O Instituto Nacional de Estatística frisou, contudo, que Brasil, Bélgica e França «registaram crescimento notáveis no número de dormidas», de, respetivamente, 18,3%, 16,1% e 8,6%.

O turismo tem sido uma dos pilares da economia na batalha para recuperar da austera recessão que Portugal enfrentou sob o resgate internacional e que deprimiu a procura interna.

As dormidas do mercado interno aumentaram 10,5% em Setembro, bem menos que a expansão de 16,1% de Agosto.
As dormidas de residentes em Portugal fixaram-se nos 1,46 milhões e as de estrangeiros nos 3,8 milhões.

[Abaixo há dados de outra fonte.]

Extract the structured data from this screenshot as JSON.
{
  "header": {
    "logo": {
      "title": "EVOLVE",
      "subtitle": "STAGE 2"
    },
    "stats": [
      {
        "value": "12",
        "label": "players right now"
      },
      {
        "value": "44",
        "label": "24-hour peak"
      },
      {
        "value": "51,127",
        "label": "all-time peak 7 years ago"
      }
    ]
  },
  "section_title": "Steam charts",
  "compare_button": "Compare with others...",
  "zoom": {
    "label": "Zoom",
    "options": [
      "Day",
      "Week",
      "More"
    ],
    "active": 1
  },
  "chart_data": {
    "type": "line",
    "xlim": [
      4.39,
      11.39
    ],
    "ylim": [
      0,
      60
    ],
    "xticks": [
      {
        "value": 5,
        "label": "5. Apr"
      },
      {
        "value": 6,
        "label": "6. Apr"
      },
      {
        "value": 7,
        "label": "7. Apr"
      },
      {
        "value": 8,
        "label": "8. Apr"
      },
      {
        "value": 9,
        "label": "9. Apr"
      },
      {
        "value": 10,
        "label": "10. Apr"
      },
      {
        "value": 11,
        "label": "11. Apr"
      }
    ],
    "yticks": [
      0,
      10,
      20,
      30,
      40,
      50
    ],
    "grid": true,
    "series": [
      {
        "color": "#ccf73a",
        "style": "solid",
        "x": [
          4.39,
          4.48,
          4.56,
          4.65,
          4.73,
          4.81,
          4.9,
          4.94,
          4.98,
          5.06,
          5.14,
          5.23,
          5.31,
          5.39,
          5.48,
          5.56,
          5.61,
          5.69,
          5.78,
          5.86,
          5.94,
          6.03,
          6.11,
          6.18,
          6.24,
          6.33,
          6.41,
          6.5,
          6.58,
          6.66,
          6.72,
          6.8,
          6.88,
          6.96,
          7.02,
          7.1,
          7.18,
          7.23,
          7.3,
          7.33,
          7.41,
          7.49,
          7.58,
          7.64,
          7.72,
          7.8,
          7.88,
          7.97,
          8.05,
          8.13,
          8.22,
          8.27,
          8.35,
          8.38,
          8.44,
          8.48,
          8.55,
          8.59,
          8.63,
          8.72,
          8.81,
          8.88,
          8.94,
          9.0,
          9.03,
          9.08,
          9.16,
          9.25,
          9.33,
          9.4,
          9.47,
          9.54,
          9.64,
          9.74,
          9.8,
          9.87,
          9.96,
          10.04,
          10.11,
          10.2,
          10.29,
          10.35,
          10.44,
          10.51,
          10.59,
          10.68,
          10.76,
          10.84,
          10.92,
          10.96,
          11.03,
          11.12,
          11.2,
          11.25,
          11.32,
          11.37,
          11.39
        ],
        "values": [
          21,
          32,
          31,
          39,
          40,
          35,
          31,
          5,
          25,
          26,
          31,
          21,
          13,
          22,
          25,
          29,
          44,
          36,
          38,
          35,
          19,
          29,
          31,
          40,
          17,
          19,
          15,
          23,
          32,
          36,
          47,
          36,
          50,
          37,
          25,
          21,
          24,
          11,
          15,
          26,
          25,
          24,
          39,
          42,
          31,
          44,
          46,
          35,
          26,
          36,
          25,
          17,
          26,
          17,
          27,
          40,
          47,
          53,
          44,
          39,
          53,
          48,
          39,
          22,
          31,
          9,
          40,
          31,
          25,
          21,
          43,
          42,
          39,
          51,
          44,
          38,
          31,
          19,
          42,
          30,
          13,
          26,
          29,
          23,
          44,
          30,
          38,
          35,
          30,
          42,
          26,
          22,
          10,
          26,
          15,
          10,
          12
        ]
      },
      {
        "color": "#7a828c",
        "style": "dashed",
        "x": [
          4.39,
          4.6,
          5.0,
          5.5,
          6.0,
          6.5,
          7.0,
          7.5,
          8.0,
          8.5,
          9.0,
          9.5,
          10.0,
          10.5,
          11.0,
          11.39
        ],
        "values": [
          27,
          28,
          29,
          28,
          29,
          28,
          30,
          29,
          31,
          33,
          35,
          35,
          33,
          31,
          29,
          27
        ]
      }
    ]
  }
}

A estadia média recuou 0,6% para 3,02 noites em Setembro, mas a taxa de ocupação aumentou 3 pontos percentuais para 57,3%. A taxa líquida de ocupação-cama, corresponde à relação entre o número de dormidas e o número de camas disponíveis.

Os proveitos totais aumentaram 13,3% para 261 milhões de euros e os de aposento 14,1% para 185,7 milhões de euros.

Os proveitos de aposento referem-se apenas aos valores resultantes das dormidas, enquanto os totais incluem também encaixes com restauração e outros decorrentes da atividade, como cedência de espaços, lavandaria e comunicações.
O rendimento por quarto disponível aumentou 9,5% em termos homólogos para 45,1 euros.